In her book Plutocrats: The Rise of the New Global Super-Rich and the Fall of Everyone Else, Chrystia Freeland quotes this wonderful passage about the Second Industrial Revolution from Franklin Delano Roosevelt’s speech to the Commonwealth Club of San Francisco, not long before he was elected President of the United States for the first time:
It was in the middle of the nineteenth century that a new force was released and a new dream created. The force was what is called the industrial revolution, the advance of steam and machinery and the rise of the forerunners of the modern industrial plant. The dream was the dream of an economic machine, able to raise the standard of living for everyone; to bring luxury within the reach of the humblest; to annihilate distance by steam power and later by electricity, and to release everyone from the drudgery of the heaviest manual toil. It was to be expected that this would necessarily affect Government. Heretofore, Government had merely been called upon to produce conditions within which people could live happily, labor peacefully, and rest secure. Now it was called upon to aid in the consummation of this new dream. There was, however, a shadow over the dream. To be made real, it required use of the talents of men of tremendous will and tremendous ambition, since by no other force could the problems of financing and engineering and new developments be brought to a consummation.

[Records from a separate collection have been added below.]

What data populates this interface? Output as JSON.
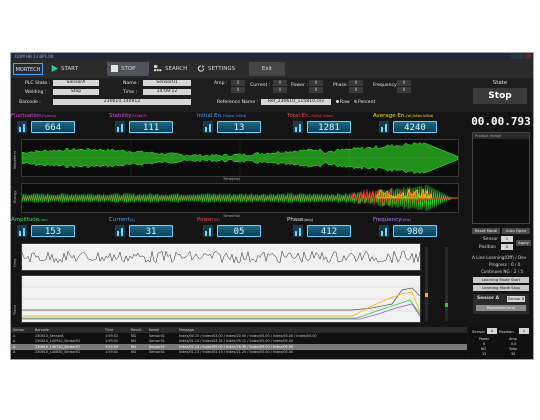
{
  "window_title": "DOM HB 13 BP1.00",
  "toolbar": {
    "logo": "MORTECH",
    "start": "START",
    "stop": "STOP",
    "search": "SEARCH",
    "settings": "SETTINGS",
    "exit": "Exit"
  },
  "info": {
    "plc_state_label": "PLC State :",
    "plc_state": "SensorA",
    "name_label": "Name :",
    "name": "Sensor01",
    "welding_label": "Welding :",
    "welding": "Stop",
    "time_label": "Time :",
    "time": "14:09:12",
    "barcode_label": "Barcode :",
    "barcode": "230610,140912",
    "reference_label": "Reference Name :",
    "reference": "Ref_230610_115810.csv",
    "raw_label": "Raw",
    "percent_label": "Percent",
    "amp_label": "Amp :",
    "current_label": "Current :",
    "power_label": "Power :",
    "phase_label": "Phase :",
    "frequency_label": "Frequency :",
    "spin_a": "0",
    "spin_b": "0"
  },
  "state": {
    "title": "State",
    "value": "Stop"
  },
  "metrics_top": [
    {
      "name": "Fluctuation",
      "unit": "(%Amp)",
      "value": "664",
      "color": "#e14de0"
    },
    {
      "name": "Stability",
      "unit": "(%Std/P)",
      "value": "111",
      "color": "#e14de0"
    },
    {
      "name": "Initial En.",
      "unit": "(%Ave,%Std)",
      "value": "13",
      "color": "#4ea3ff"
    },
    {
      "name": "Total En.",
      "unit": "(%Std,%Ave)",
      "value": "1281",
      "color": "#ff4444"
    },
    {
      "name": "Average En.",
      "unit": "(W,%Std,%Std)",
      "value": "4240",
      "color": "#f5e21a"
    }
  ],
  "metrics_bottom": [
    {
      "name": "Amplitude",
      "unit": "(um)",
      "value": "153",
      "color": "#44dd55"
    },
    {
      "name": "Current",
      "unit": "(A)",
      "value": "31",
      "color": "#4ea3ff"
    },
    {
      "name": "Power",
      "unit": "(W)",
      "value": "05",
      "color": "#ff4444"
    },
    {
      "name": "Phase",
      "unit": "(deg)",
      "value": "412",
      "color": "#e6e6e6"
    },
    {
      "name": "Frequency",
      "unit": "(kHz)",
      "value": "980",
      "color": "#c37bff"
    }
  ],
  "plots": {
    "wave_ylabel": "Waveform",
    "wave_xlabel": "Time(ms)",
    "energy_ylabel": "Energy",
    "energy_xlabel": "Time(ms)",
    "freq_ylabel": "Freq.",
    "trend_ylabel": "Trend"
  },
  "right": {
    "timer": "00.00.793",
    "image_header": "Product Image",
    "reset_label": "Reset Mode",
    "auto_label": "Auto Open",
    "sensor_label": "Sensor",
    "position_label": "Position",
    "sensor_value": "1",
    "position_value": "0",
    "apply_label": "Apply",
    "aline": "A Line Learning(Off) / Dev",
    "progress": "Progress : 0 / 0",
    "continues": "Continues NG : 2 / 5",
    "learning_start": "Learning Mode Start",
    "learning_stop": "Learning Mode Stop",
    "sensor_a": "Sensor A",
    "sensor_a_sel": "Sensor 8",
    "param": "Parameter(mm)"
  },
  "log": {
    "headers": [
      "Sensor",
      "Barcode",
      "Time",
      "Result",
      "Name",
      "Message"
    ],
    "rows": [
      {
        "sensor": "A",
        "barcode": "230610_SensorA",
        "time": "1:59:52",
        "result": "NG",
        "name": "Sensor01",
        "message": "Index/00.15 / Index/03.00 / Index/20.50 / Index/05.00 / Index/05.00 / Index/05.00"
      },
      {
        "sensor": "A",
        "barcode": "230610_140920_Sensor01",
        "time": "1:59:51",
        "result": "NG",
        "name": "Sensor01",
        "message": "Index/01.15 / Index/03.32 / Index/05.12 / Index/05.00 / Index/05.00"
      },
      {
        "sensor": "A",
        "barcode": "230610_140710_Sensor01",
        "time": "1:59:53",
        "result": "NG",
        "name": "Sensor01",
        "message": "Index/02.14 / Index/05.00 / Index/18.30 / Index/05.00 / Index/05.00"
      },
      {
        "sensor": "A",
        "barcode": "230610_140830_Sensor01",
        "time": "1:59:41",
        "result": "NG",
        "name": "Sensor01",
        "message": "Index/01.13 / Index/03.15 / Index/21.25 / Index/05.00 / Index/05.00"
      }
    ]
  },
  "bottom_status": {
    "sensor_label": "Sensor",
    "position_label": "Position",
    "sensor_value": "A",
    "position_value": "1",
    "col1": "Power",
    "col2": "Amp",
    "v1": "0",
    "v2": "0.0",
    "col3": "NG",
    "col4": "Total",
    "v3": "15",
    "v4": "30"
  }
}
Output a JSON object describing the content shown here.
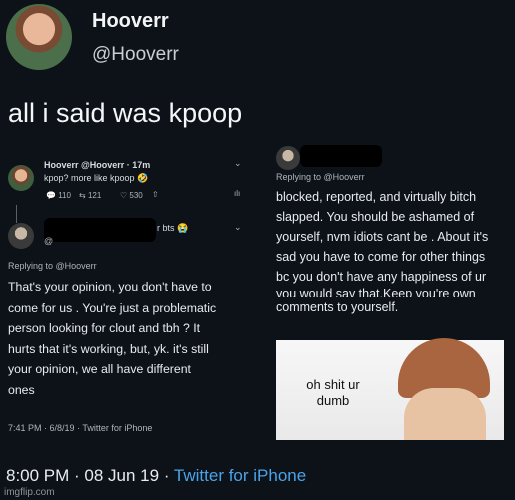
{
  "main_tweet": {
    "display_name": "Hooverr",
    "handle": "@Hooverr",
    "text": "all i said was kpoop",
    "timestamp": "8:00 PM",
    "date": "08 Jun 19",
    "source": "Twitter for iPhone",
    "separator": " · "
  },
  "left_tweet": {
    "header": "Hooverr @Hooverr · 17m",
    "text": "kpop? more like kpoop 🤣",
    "stats": {
      "replies": "110",
      "retweets": "121",
      "likes": "530"
    },
    "reply_name_suffix": "r bts 😭",
    "reply_handle_prefix": "@",
    "replying_to": "Replying to @Hooverr",
    "reply_lines": [
      "That's your opinion, you don't have to",
      "come for us . You're just a problematic",
      "person looking for clout and tbh ? It",
      "hurts that it's working, but, yk. it's still",
      "your opinion, we all have different",
      "ones"
    ],
    "reply_meta": "7:41 PM · 6/8/19 · Twitter for iPhone"
  },
  "right_tweet": {
    "replying_to": "Replying to @Hooverr",
    "lines": [
      "blocked, reported, and virtually bitch",
      "slapped. You should be ashamed of",
      "yourself, nvm idiots cant be . About it's",
      "sad you have to come for other things",
      "bc you don't have any happiness of ur",
      "you would say that.Keep you're own",
      "comments to yourself."
    ],
    "meme_caption_1": "oh shit ur",
    "meme_caption_2": "dumb"
  },
  "watermark": "imgflip.com"
}
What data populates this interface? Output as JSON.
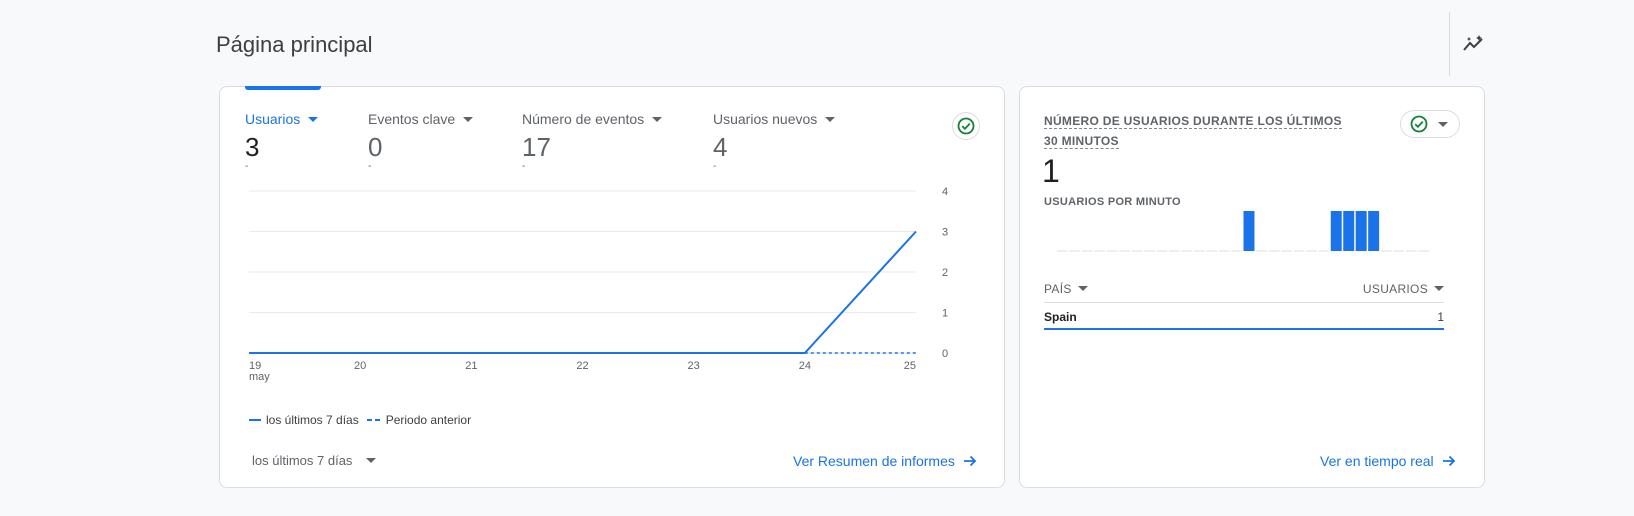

So manifest were the advantages of the machine age, however, that the United States fearlessly, cheerfully, and, I think, rightly, accepted the bitter with the sweet. It was thought that no price was too high to pay for the advantages which we could draw from a finished industrial system. This history of the last half century is accordingly in large measure a history of a group of financial Titans, whose methods were not scrutinized with too much care, and who were honored in proportion as they produced the results, irrespective of the means they used. The financiers who pushed the railroads to the Pacific were always ruthless, often wasteful, and frequently corrupt; but they did build railroads, and we have them today. It has been estimated that the American investor paid for the American railway system more than three times over in the process; but despite this fact the net advantage was to the United States.